Crucial clinic to close doors |

Crucial clinic to close doors

A midvalley health care clinic that serves 1,200 uninsured, lower-income residents annually will be forced to close its doors due to budget cuts at Aspen Valley Hospital.

In an emotional meeting last night, the Aspen hospital board decided to end funding to the Aspen Basalt Care Clinic on Dec. 31. Instead, it will direct financing to the Mountain Family Health Center, a federally funded health care program for the poor in Glenwood Springs.

Several health care officials in attendance, including the head of the Aspen hospital’s emergency room, decried the vote. They contend patients in Basalt and El Jebel will not travel downvalley for medical help and will instead seek ER care in Aspen, resulting in increased hospital expenses.

The Aspen Basalt Care Clinic, located at the Basalt Midvalley Medical Center, is a department of Aspen Valley Hospital. It was founded in 1992 to provide primary health care to the valley’s working poor. The clinic was conceived to take pressure off the hospital’s emergency room by treating illnesses in the indigent population before they required acute attention.

The clinic has struggled since its inception. Seen by many to be underfunded, it is currently open only 12 hours a week, at an annual expense of around $160,000 to the hospital. Clinic patients pay on a sliding scale determined by how much they can afford.

Glenwood’s Mountain Family Health Center provides the most extensive health care for the indigent on the Western Slope. It is currently open five days a week and has plans to expand to evening and weekend hours by next summer. It treats approximately 4,000 patients annually, compared to the approximately 1,200 at Aspen Basalt Care Clinic.

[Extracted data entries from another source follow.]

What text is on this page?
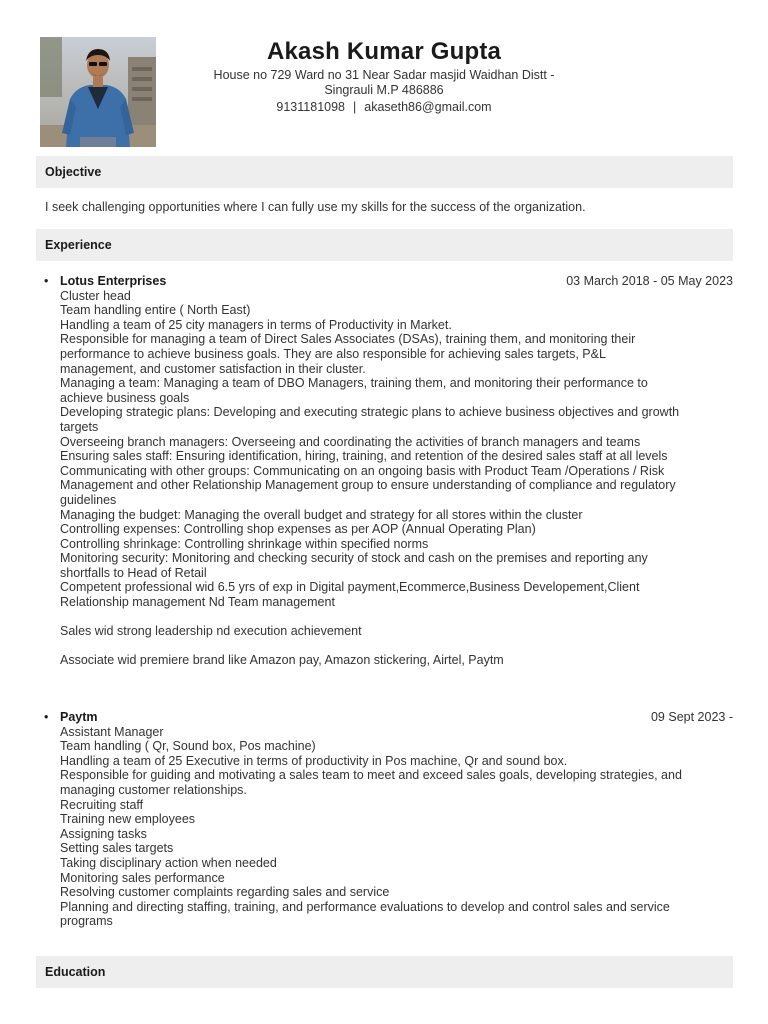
Akash Kumar Gupta
House no 729 Ward no 31 Near Sadar masjid Waidhan Distt -
Singrauli M.P 486886
9131181098 | akaseth86@gmail.com
Objective
I seek challenging opportunities where I can fully use my skills for the success of the organization.
Experience
• Lotus Enterprises	03 March 2018 - 05 May 2023
Cluster head
Team handling entire ( North East)
Handling a team of 25 city managers in terms of Productivity in Market.
Responsible for managing a team of Direct Sales Associates (DSAs), training them, and monitoring their
performance to achieve business goals. They are also responsible for achieving sales targets, P&L
management, and customer satisfaction in their cluster.
Managing a team: Managing a team of DBO Managers, training them, and monitoring their performance to
achieve business goals
Developing strategic plans: Developing and executing strategic plans to achieve business objectives and growth
targets
Overseeing branch managers: Overseeing and coordinating the activities of branch managers and teams
Ensuring sales staff: Ensuring identification, hiring, training, and retention of the desired sales staff at all levels
Communicating with other groups: Communicating on an ongoing basis with Product Team /Operations / Risk
Management and other Relationship Management group to ensure understanding of compliance and regulatory
guidelines
Managing the budget: Managing the overall budget and strategy for all stores within the cluster
Controlling expenses: Controlling shop expenses as per AOP (Annual Operating Plan)
Controlling shrinkage: Controlling shrinkage within specified norms
Monitoring security: Monitoring and checking security of stock and cash on the premises and reporting any
shortfalls to Head of Retail
Competent professional wid 6.5 yrs of exp in Digital payment,Ecommerce,Business Developement,Client
Relationship management Nd Team management
Sales wid strong leadership nd execution achievement
Associate wid premiere brand like Amazon pay, Amazon stickering, Airtel, Paytm
• Paytm	09 Sept 2023 -
Assistant Manager
Team handling ( Qr, Sound box, Pos machine)
Handling a team of 25 Executive in terms of productivity in Pos machine, Qr and sound box.
Responsible for guiding and motivating a sales team to meet and exceed sales goals, developing strategies, and
managing customer relationships.
Recruiting staff
Training new employees
Assigning tasks
Setting sales targets
Taking disciplinary action when needed
Monitoring sales performance
Resolving customer complaints regarding sales and service
Planning and directing staffing, training, and performance evaluations to develop and control sales and service
programs
Education
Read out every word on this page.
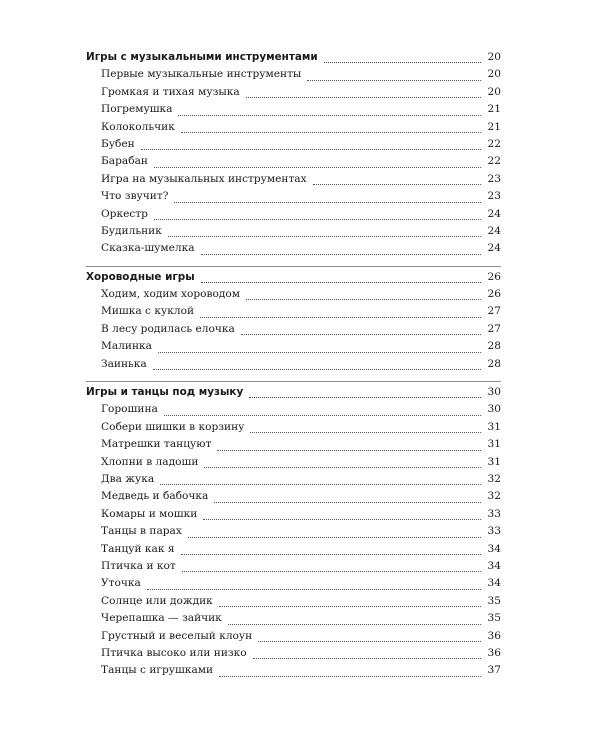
Игры с музыкальными инструментами	20
Первые музыкальные инструменты	20
Громкая и тихая музыка	20
Погремушка	21
Колокольчик	21
Бубен	22
Барабан	22
Игра на музыкальных инструментах	23
Что звучит?	23
Оркестр	24
Будильник	24
Сказка-шумелка	24
Хороводные игры	26
Ходим, ходим хороводом	26
Мишка с куклой	27
В лесу родилась елочка	27
Малинка	28
Заинька	28
Игры и танцы под музыку	30
Горошина	30
Собери шишки в корзину	31
Матрешки танцуют	31
Хлопни в ладоши	31
Два жука	32
Медведь и бабочка	32
Комары и мошки	33
Танцы в парах	33
Танцуй как я	34
Птичка и кот	34
Уточка	34
Солнце или дождик	35
Черепашка — зайчик	35
Грустный и веселый клоун	36
Птичка высоко или низко	36
Танцы с игрушками	37
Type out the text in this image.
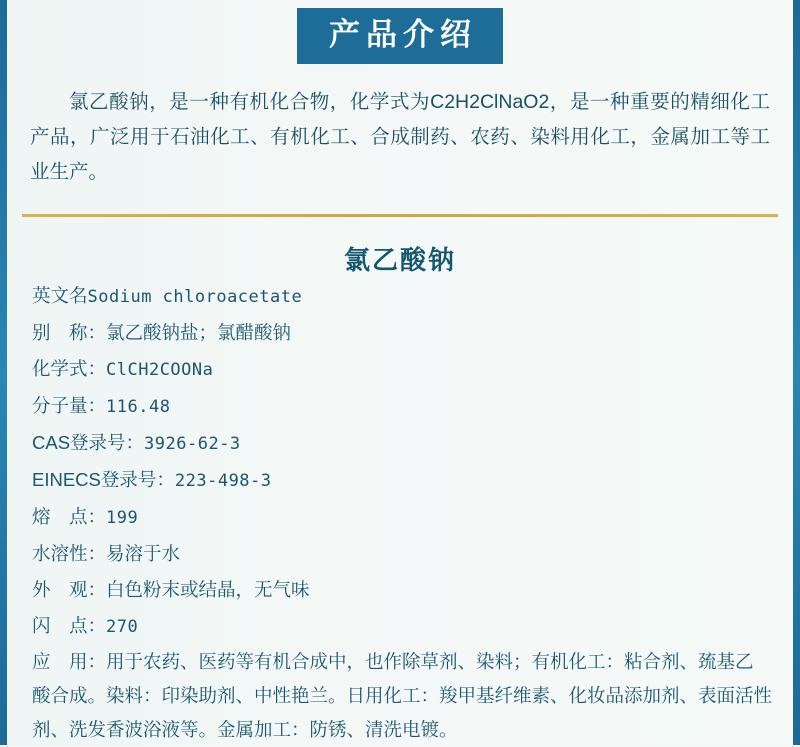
产品介绍
氯乙酸钠，是一种有机化合物，化学式为C2H2ClNaO2，是一种重要的精细化工产品，广泛用于石油化工、有机化工、合成制药、农药、染料用化工，金属加工等工业生产。
氯乙酸钠
英文名 Sodium chloroacetate
别　称： 氯乙酸钠盐；氯醋酸钠
化学式： ClCH2COONa
分子量： 116.48
CAS登录号： 3926-62-3
EINECS登录号： 223-498-3
熔　点： 199
水溶性： 易溶于水
外　观： 白色粉末或结晶，无气味
闪　点： 270
应　用：用于农药、医药等有机合成中，也作除草剂、染料；有机化工：粘合剂、巯基乙酸合成。染料：印染助剂、中性艳兰。日用化工：羧甲基纤维素、化妆品添加剂、表面活性剂、洗发香波浴液等。金属加工：防锈、清洗电镀。
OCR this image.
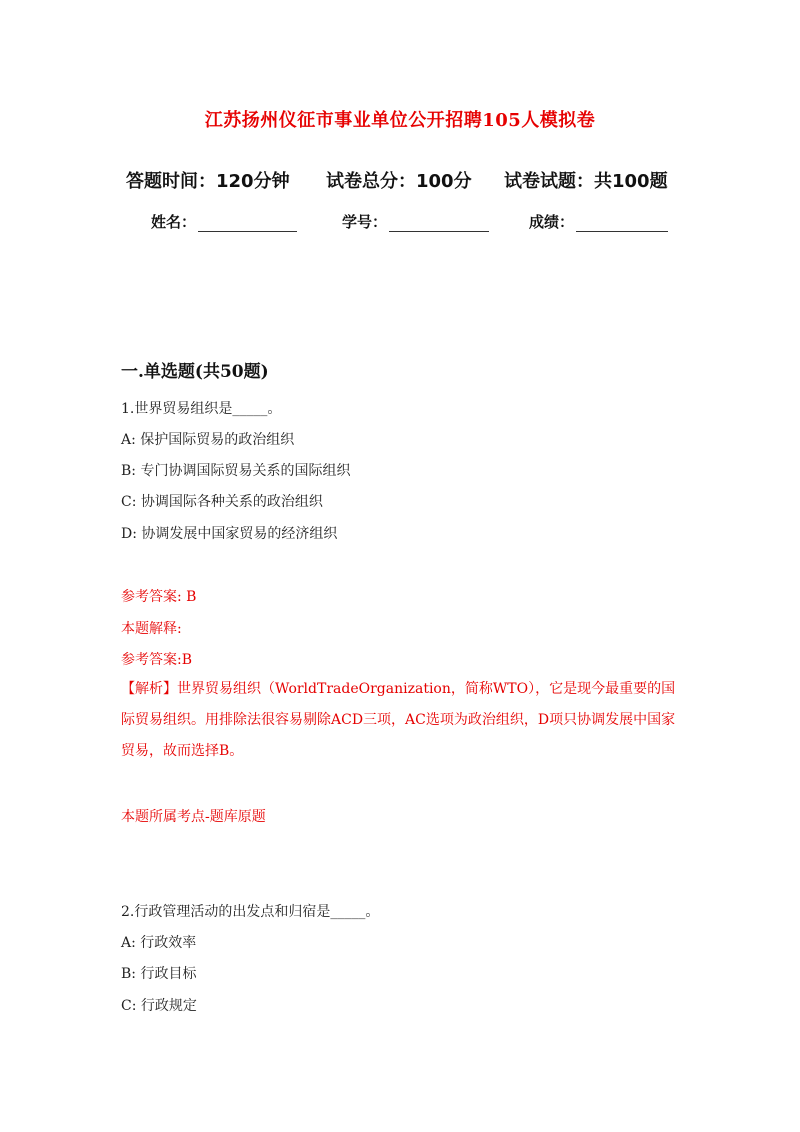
江苏扬州仪征市事业单位公开招聘105人模拟卷
答题时间：120分钟	试卷总分：100分	试卷试题：共100题
姓名：	学号：	成绩：
一.单选题(共50题)
1.世界贸易组织是_____。
A: 保护国际贸易的政治组织
B: 专门协调国际贸易关系的国际组织
C: 协调国际各种关系的政治组织
D: 协调发展中国家贸易的经济组织
参考答案: B
本题解释:
参考答案:B
【解析】世界贸易组织（WorldTradeOrganization，简称WTO），它是现今最重要的国际贸易组织。用排除法很容易剔除ACD三项，AC选项为政治组织，D项只协调发展中国家贸易，故而选择B。
本题所属考点-题库原题
2.行政管理活动的出发点和归宿是_____。
A: 行政效率
B: 行政目标
C: 行政规定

While the resources for the midvalley clinic have dwindled since its inception, the number of uninsured, working-poor has increased drastically during that time.

As a solution, Verna Bartlett, AVH chief financial officer, recommended the board consolidate the Basalt clinic with the Glenwood center.

Bartlett’s proposal came with the support of several influential figures, including Nan Sundeen, the Pitkin County Health and Human Services director. Dave Adamson, director of Western Slopes operations for the Mountain Family Health Center, also supported the proposal.

“The huge increase in uninsured, working poor in the valley has become too much for the Basalt clinic to handle,” Adamson said. “Glenwood has the apparatus and overhead to deal with this issue more effectively.”

Several people at the meeting, however, spoke against the closure. Their main concern was whether indigent patients will have the time or resources to travel to Glenwood for primary care once the Basalt clinic closes.

Lisa Robbiano, the nurse practitioner at the Basalt clinic, pleaded for the board to consider keeping the Basalt clinic open in some capacity, either as a satellite clinic of the Glenwood center or as an independent nonprofit.

“I think it’s a wonderful idea to merge with Glenwood,” Robbiano said. “My concern is that the people we serve in Basalt won’t have the means or know-how to make it down to Glenwood.”

Bartlett replied that the hospital had researched the possibility of a Basalt satellite clinic, but found the idea to be “prohibitively expensive.”

Dr. Scott Gallagher, who runs the Aspen hospital’s emergency room, also expressed his dissent. He said that, in the absence of the Basalt clinic, many midvalley uninsured residents would show up at the Aspen ER.

“I think this is a bad idea,” Gallagher said after the meeting. “It’s not only going to cost us a lot in increased ER expenses, but the patients are going to receive worse care as well.”

During the meeting, board member Bob D’Alessio echoed the concern that patients won’t travel to Glenwood.

“Transportation is the biggest issue,” he said. “If we can’t solve the problem, we are inviting the ER room to swing wide open. We can’t have patients receiving primary care in the ER.”

To assuage these concerns, Kris Marsh, executive director of the Aspen Valley Medical Foundation, said the foundation would be willing to fund vans to transport patients from the Basalt clinic to Glenwood, at least for the first six months following the Basalt closure.

Board members also agreed to monitor Aspen’s ER and intensive care unit along with the Glenwood clinic for sixth months. They want to ensure that patients are indeed being treated at Glenwood and that the Aspen hospital is not put under increased financial stress.

With the above agreements in place, the board voted 3-0, with one member abstaining and one absent, to end the Basalt clinic’s funding.

“If the board’s decision works, the facts will speak for themselves,” board President John Sarpa said in conclusion. “If not, we’ll have to do something about it in six months, because this is obviously a sector of our population that’s important to us.”